Research finds more male gamers fitting unemployment stereotype

Full disclosure here: I do not play online video games. It’s not that I don’t enjoy video games, I just don’t have the time.

It should come as no surprise that young men between the ages of 21 and 30 enjoy playing games, and new research suggests it’s a problem for some. Researchers at Princeton and the University of Chicago have completed an extensive research project that suggests young men in that age group prefer playing games over getting a real job, and they’re not interested in changing their lives.

Some of the findings suggest the stereotypes of living in their parents house playing games all day isn’t just a stereotype. Among the findings: As of 2016, 15 percent of men between 21 and 30 were unemployed and not in school. That’s nearly double the rate of 8 percent in 2000.

Of those young men, 67 percent were living at home with their parents or another relative, and those men were happy about their situation, happier that years before. Much of their social interactions were playing games online with other gamers, and the average man in that age range spends 520 hours a year on his computer —and most of that time is playing video games.

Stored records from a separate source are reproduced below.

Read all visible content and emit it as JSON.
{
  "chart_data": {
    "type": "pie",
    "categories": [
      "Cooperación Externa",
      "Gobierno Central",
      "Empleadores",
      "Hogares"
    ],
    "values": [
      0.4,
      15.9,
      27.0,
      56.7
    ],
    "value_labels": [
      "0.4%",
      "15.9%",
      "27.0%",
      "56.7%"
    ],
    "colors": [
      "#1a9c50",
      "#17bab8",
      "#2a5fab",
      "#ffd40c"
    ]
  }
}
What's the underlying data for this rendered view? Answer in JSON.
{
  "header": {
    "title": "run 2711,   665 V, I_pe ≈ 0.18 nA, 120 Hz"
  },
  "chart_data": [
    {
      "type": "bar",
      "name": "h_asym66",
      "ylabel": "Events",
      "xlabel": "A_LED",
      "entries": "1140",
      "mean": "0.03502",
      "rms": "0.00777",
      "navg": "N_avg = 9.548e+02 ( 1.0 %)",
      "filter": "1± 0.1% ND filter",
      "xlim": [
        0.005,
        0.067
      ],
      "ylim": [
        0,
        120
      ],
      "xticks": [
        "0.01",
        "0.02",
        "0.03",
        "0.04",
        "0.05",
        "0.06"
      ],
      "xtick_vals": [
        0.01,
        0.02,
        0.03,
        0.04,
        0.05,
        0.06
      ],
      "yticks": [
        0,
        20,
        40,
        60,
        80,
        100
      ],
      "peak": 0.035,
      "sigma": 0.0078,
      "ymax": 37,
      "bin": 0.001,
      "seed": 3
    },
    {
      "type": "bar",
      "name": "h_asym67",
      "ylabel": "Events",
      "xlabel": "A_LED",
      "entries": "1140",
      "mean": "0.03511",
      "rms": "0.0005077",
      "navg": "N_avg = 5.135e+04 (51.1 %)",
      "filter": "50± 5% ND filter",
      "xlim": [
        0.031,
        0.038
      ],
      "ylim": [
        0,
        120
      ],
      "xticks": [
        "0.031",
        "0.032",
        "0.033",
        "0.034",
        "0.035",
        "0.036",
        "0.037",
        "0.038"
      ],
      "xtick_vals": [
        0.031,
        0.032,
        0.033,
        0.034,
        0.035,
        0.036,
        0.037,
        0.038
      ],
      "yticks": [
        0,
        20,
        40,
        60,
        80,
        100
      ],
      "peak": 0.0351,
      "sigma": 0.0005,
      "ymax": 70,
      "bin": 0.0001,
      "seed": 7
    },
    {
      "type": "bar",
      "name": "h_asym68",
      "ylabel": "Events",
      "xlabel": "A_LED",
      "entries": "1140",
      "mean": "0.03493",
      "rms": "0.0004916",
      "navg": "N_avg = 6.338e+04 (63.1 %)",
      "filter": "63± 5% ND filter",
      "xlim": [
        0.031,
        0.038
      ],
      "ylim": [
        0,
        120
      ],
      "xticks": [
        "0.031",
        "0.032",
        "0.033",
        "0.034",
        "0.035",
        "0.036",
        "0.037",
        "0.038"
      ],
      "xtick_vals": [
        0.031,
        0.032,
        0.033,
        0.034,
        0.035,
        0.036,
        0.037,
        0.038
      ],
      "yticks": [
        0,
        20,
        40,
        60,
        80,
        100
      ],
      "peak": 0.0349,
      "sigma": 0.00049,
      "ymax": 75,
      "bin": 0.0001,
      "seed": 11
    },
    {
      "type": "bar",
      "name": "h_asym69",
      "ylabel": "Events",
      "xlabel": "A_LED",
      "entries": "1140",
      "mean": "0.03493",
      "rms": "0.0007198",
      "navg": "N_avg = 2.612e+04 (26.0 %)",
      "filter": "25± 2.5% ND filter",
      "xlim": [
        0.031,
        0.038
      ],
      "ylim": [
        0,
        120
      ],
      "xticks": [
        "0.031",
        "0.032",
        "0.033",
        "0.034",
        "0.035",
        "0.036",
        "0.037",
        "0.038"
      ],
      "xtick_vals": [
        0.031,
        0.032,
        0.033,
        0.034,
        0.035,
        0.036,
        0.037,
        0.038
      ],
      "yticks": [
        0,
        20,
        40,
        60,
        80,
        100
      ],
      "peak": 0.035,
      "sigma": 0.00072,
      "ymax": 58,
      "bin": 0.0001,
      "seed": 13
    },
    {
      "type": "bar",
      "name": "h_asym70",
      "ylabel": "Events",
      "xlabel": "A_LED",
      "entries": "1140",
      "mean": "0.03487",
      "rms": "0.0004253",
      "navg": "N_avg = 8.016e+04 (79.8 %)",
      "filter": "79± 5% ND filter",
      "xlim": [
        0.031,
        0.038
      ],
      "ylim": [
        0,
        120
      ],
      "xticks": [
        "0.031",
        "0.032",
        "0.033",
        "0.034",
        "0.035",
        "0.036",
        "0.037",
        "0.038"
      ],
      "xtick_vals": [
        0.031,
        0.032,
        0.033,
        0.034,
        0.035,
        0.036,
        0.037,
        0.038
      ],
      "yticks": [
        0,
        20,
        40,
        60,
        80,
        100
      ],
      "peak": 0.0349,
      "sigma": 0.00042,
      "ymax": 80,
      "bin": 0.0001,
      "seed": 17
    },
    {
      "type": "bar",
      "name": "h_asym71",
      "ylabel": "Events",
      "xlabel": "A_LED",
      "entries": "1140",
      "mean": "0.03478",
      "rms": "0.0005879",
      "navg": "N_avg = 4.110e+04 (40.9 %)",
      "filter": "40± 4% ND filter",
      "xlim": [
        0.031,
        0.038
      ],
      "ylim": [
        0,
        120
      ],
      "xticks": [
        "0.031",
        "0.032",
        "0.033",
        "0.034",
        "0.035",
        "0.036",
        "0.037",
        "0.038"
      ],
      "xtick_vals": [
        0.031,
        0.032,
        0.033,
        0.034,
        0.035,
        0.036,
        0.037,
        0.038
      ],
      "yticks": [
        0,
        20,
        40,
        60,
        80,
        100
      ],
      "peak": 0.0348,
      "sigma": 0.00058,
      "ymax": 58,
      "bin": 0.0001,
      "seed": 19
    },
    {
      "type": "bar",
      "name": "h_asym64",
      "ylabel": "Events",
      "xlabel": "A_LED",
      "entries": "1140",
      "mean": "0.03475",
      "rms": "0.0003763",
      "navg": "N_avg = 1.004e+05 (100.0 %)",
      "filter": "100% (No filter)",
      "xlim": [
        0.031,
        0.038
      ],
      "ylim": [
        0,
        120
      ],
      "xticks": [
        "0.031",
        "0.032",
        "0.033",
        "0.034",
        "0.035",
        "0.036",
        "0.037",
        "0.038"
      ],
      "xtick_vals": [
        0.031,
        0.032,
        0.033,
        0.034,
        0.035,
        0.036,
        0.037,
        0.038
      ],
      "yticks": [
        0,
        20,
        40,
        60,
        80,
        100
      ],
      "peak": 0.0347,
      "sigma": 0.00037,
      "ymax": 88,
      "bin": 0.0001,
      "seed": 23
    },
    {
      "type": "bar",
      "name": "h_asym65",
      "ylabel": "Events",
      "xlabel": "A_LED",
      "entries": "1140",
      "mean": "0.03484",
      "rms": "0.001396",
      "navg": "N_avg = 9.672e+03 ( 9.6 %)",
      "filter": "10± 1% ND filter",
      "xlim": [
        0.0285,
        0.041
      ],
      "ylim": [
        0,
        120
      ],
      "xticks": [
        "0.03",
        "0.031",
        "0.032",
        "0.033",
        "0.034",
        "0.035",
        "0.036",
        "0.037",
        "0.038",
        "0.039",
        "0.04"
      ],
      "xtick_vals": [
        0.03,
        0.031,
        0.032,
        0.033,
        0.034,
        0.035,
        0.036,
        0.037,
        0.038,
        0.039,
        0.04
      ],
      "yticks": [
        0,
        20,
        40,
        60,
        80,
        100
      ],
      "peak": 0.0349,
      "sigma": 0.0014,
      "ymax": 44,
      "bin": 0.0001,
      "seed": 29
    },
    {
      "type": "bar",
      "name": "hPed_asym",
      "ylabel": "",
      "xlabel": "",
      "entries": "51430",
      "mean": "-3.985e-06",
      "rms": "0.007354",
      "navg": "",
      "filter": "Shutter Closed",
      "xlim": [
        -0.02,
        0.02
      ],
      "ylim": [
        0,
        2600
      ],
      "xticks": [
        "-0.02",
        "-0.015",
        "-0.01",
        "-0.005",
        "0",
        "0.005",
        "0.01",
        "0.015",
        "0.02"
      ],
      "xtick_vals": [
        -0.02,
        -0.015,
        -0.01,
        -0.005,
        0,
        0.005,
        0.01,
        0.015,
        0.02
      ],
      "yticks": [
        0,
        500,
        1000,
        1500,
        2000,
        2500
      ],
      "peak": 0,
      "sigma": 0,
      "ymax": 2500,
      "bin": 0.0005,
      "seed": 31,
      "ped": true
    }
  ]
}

You might think the reason so many young men aren’t working is because there are fewer jobs available, but that is likely untrue. 15 percent of young men are unemployed and not in school, which is almost double the number in 2000, plus the overall unemployment rate in the United States is a very low 4.3 percent.

The study suggests things will likely get worse as video gaming continues to rise at a rapid pace with new technology coming out virtually every day. Virtual reality gaming is just now being widely available at reasonable prices.